“Cuidado com a fúria de um coração bondoso.” ― Hannah Nicole Maehrer, Aprendiz do Vilão
Que bom voltar pra casa! Quase 1 ano depois de ler o primeiro livro da trilogia Assistente do Vilão eu embarquei na leitura da sua continuação: Aprendiz do Vilão, e que saudade que eu tava!
Aprendiz do Vilão já começa com os ânimos lá em cima, após o Vilão ser capturado pelo rei Benedict e sua assistente Evie Sage ter ficado no comando da mansão e da Guarda Malevolente. No final do primeiro livro vimos nossa protagonista determinada a ultrapassar qualquer limite para resgatar o chefe e aqui descobrimos quais são esses limites…
Evie continua sendo o ponto alto da história, com sua personalidade forte, sua forma positiva de ver o mundo, bom humor, leveza, mas sem deixar isso a impedir de ser forte, determinada, inteligente e perspicaz. Ela é boa, mas ela não é boba e é isso que faz dela uma protagonista tão incrível e diferente das demais.
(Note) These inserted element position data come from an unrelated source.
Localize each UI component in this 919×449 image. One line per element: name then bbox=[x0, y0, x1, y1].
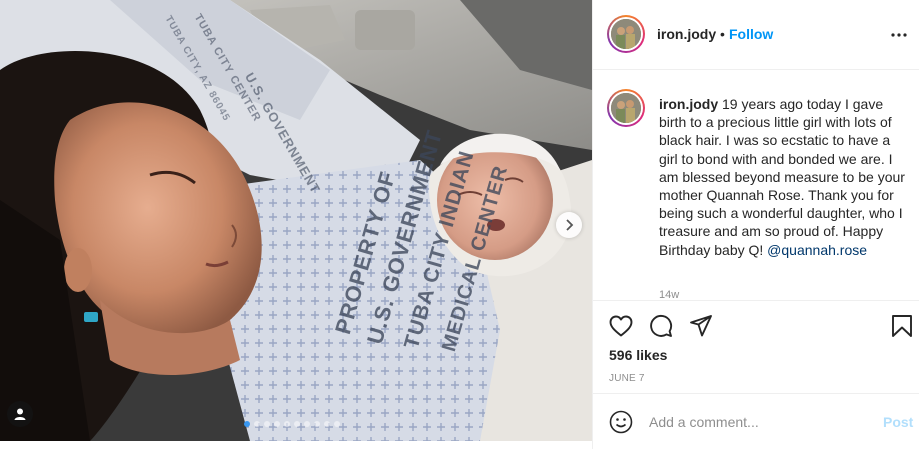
carousel-dot bbox=[304, 421, 310, 427]
post-details-panel: iron.jody • Follow iron.jody 19 years ag… bbox=[592, 0, 919, 449]
more-horizontal-icon bbox=[891, 33, 907, 37]
caption-avatar-image bbox=[611, 93, 641, 123]
avatar-image bbox=[611, 19, 641, 49]
post-photo[interactable]: PROPERTY OF U.S. GOVERNMENT TUBA CITY IN… bbox=[0, 0, 592, 441]
comment-bubble-icon bbox=[650, 315, 673, 337]
chevron-right-icon bbox=[566, 219, 574, 231]
add-comment-bar: Post bbox=[593, 393, 919, 449]
caption-avatar[interactable] bbox=[607, 89, 645, 127]
follow-button[interactable]: Follow bbox=[729, 26, 773, 42]
more-options-button[interactable] bbox=[889, 26, 909, 44]
comments-section[interactable]: iron.jody 19 years ago today I gave birt… bbox=[593, 71, 919, 299]
post-caption: iron.jody 19 years ago today I gave birt… bbox=[659, 95, 905, 259]
save-button[interactable] bbox=[890, 314, 914, 338]
likes-count[interactable]: 596 likes bbox=[609, 347, 667, 363]
instagram-post: PROPERTY OF U.S. GOVERNMENT TUBA CITY IN… bbox=[0, 0, 919, 449]
paper-plane-icon bbox=[690, 315, 712, 337]
carousel-dot bbox=[244, 421, 250, 427]
caption-timestamp[interactable]: 14w bbox=[659, 289, 679, 299]
post-comment-button[interactable]: Post bbox=[883, 414, 913, 430]
caption-avatar-photo bbox=[611, 93, 641, 123]
emoji-button[interactable] bbox=[609, 410, 633, 434]
tagged-users-button[interactable] bbox=[7, 401, 33, 427]
carousel-dot bbox=[254, 421, 260, 427]
caption-username-link[interactable]: iron.jody bbox=[659, 96, 718, 112]
carousel-dot bbox=[264, 421, 270, 427]
caption-text: 19 years ago today I gave birth to a pre… bbox=[659, 96, 905, 258]
like-button[interactable] bbox=[609, 314, 633, 338]
bookmark-icon bbox=[892, 315, 912, 337]
carousel-next-button[interactable] bbox=[556, 212, 582, 238]
post-date[interactable]: JUNE 7 bbox=[609, 373, 645, 384]
header-separator: • bbox=[720, 26, 725, 42]
avatar-border bbox=[609, 17, 643, 51]
carousel-dot bbox=[294, 421, 300, 427]
share-button[interactable] bbox=[689, 314, 713, 338]
smiley-icon bbox=[609, 410, 633, 434]
carousel-dot bbox=[324, 421, 330, 427]
caption-avatar-border bbox=[609, 91, 643, 125]
carousel-dot bbox=[274, 421, 280, 427]
carousel-dot bbox=[314, 421, 320, 427]
avatar-photo bbox=[611, 19, 641, 49]
caption-mention-link[interactable]: @quannah.rose bbox=[767, 242, 867, 258]
media-bottom-strip bbox=[0, 441, 592, 449]
comment-button[interactable] bbox=[649, 314, 673, 338]
avatar[interactable] bbox=[607, 15, 645, 53]
user-tag-icon bbox=[14, 408, 26, 420]
carousel-dot bbox=[334, 421, 340, 427]
photo-illustration bbox=[0, 0, 592, 441]
heart-icon bbox=[609, 315, 633, 337]
post-actions: 596 likes JUNE 7 Post bbox=[593, 300, 919, 448]
carousel-dot bbox=[284, 421, 290, 427]
comment-input[interactable] bbox=[649, 411, 869, 433]
header-username-link[interactable]: iron.jody bbox=[657, 26, 716, 42]
post-header: iron.jody • Follow bbox=[593, 0, 919, 70]
carousel-indicator bbox=[244, 421, 340, 427]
Falando de romance, após mais de 500 páginas de slow burn entre assistente e chefe, sinto informar que temos mais 500 páginas de slow burn entre assistente e chefe… eu não sou melhor do que ninguém e AMO um slow burn, mas nada me irrita mais do que quando o slow fica SLOW DEMAIS. E infelizmente a Hannah perdeu totalmente a mão. No segundo livro vemos os sentimentos entre os dois protagonistas ficando mais fortes e mais claros, mas eles parecem cada vez mais incapazes de se comunicar e colocar esses sentimentos em palavras e isso me estressa profundamente.
Romance a parte, Aprendiz do Vilão entra de cabeça na parte mais política e moral da história, mostrando como o Vilão acabou assumindo um papel na sociedade que não necessariamente lhe cabia, quando na verdade o verdadeiro vilão é outro. O livro mostra como existe uma linha tênue entre o que é bom e o que é mau e nem sempre as coisas podem ser preto no branco.
Amei acompanhar a Evie assumindo seu papel como aprendiz do Vilão, batendo no peito e com orgulho dos seus feitos maléficos, assim como amei poder conhecer mais sobre o passado e as histórias de personagens secundários, principalmente da Becky.
Eu amo ser uma pessoa que não adivinha as coisas. Nada pra mim é óbvio e tudo é uma surpresa. Então desde que o pai da Evie foi revelado como espião no fim do primeiro livro meu queixo ficou no chão praticamente o tempo todo com tanta revelação.
Não vejo a hora de saber o final dessa história, mas depois de 544 páginas e meses pra finalizar essa leitura (culpa da minha rotina, não da história), vou dar uma pausa no drama de Rennedawn.